Day 1,408, 09:34 Published in Belarus Lithuania by Schrodingers Nun



Как много воды утекло с тех пор, как много старых картонных коробок в пустующем кабинете уже бывшего президента прогрызли мыши. Уже всё совсем не так, жизнь совсем не та, перспективы совсем не столь радужны как тогда казалось… Нет, я не хочу сказать, что тогда было лучше, но тогда был шанс всё изменить, всех изменить, но случилось то, что случилось.

Я вновь в начале пути, я вновь на пороге у входа в будущее, но теперь мне предстоит шагать не по светлой широкой коммунистической улице, завешанной флагами и с добрыми сознательными гражданами, не спеша прогуливающихся по чистым тротуарам после трудового дня, теперь я делаю шаг во тьму, я должен его сделать…

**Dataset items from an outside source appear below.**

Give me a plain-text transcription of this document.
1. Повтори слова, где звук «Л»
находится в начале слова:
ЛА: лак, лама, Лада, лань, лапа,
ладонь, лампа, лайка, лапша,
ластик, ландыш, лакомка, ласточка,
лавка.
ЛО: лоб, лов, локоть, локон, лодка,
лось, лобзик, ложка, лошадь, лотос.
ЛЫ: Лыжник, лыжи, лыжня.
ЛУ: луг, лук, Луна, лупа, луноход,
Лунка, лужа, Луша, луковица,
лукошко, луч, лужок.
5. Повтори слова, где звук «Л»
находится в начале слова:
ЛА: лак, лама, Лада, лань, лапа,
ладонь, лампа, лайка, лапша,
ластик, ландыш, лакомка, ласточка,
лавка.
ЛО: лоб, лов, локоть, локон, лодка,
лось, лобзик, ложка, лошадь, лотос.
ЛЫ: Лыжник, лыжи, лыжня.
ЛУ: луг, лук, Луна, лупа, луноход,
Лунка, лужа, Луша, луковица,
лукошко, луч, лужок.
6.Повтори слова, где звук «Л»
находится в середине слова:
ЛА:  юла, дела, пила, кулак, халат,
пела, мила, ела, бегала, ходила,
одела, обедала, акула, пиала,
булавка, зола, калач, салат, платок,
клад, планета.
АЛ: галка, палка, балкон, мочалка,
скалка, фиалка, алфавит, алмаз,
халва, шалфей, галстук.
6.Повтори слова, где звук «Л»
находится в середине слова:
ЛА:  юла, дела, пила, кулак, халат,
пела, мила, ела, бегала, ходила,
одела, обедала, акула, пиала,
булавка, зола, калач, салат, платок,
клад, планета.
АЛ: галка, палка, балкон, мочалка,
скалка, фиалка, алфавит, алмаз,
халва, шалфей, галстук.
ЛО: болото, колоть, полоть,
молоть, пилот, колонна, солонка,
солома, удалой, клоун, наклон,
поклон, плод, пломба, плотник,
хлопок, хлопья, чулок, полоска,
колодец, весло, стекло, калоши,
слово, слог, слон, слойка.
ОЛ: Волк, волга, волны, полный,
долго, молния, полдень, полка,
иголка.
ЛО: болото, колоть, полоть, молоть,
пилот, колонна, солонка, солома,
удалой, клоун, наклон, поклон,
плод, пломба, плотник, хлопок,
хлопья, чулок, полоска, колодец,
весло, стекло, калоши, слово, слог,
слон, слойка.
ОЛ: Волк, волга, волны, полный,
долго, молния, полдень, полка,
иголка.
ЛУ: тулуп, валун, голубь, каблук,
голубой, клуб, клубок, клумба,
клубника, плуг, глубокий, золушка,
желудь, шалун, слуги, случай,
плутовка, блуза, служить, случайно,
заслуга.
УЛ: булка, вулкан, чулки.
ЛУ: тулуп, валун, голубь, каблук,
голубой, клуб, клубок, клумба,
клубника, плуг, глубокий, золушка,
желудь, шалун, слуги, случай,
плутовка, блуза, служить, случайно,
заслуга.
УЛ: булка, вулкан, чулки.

Связь между нынешним моим состоянием и временами той встречи в Гродно призрачна, но я всёже попытаюсь её найти. Накатывают воспоминания: как же всё-таки запал в память тот вечер.



Я ждал уже полчаса. На небольшой паперти перед костёлом была только лишь одна скамейка, притаившаяся в тени стройного тонкого деревца с пышной кроной, на ней я и расположился, ожидая автора письма. Архитектор или, возможно, уже сами священники очень точно расположили скамейку: с неё под особым углом к фасаду открывался один из таких видов, из-за которых я люблю Гродно больше других крупных городов родной Беларуси. Костёл находился на довольно большом холме на берегу Немана, и с этой самой скамейки был виден вход в храм, рельефные украшения стен, пронизанных редкими узкими окнами-бойницами, река, вьющаяся вдаль темной лентой и значительная часть города, правда не его центр, а наоборот, тихие уютные одноэтажные домики на том берегу. Этот вид успокаивал и приводил в то состояние души, в котором пишут стихи и верят в Бога.



«Здравия желаю», - засмотревшись и задумавшись о чём-то неопределённо высоком, я не заметил человека, произнёсшего это несколько необычное для меня приветствие строгим голосом военного. Подошёл он несколько сбоку и, сидя прямо на скамье, я едва ли мог его заметить в уже сгущающихся сумерках, отметив про себя осторожность и несомненный шпионский опыт говорившего, я повернулся в его сторону. Передо мной был высокий сурового вида человек в длинном, почти до земли, чёрном кожаном плаще. Он стоял передо мной, заложив руки за спину, и буравил меня взглядом опытного психолога, но с некоторым особым оттенком, свойственным только дознавателю. Широкополая шляпа скрывала от взгляда большую часть лица, к тому же он стоял несколько наклонив голову вперед и смотрел исподлобья. Я встал, какая то неожиданная и совсем неуместная тяжесть была в ногах. «Неужели я его боюсь», подумалось мне. А ведь и правда боюсь, хотя и знаю, что ко мне он наверняка будет настолько дружелюбен, насколько ему позволит привычка бывалого вояки.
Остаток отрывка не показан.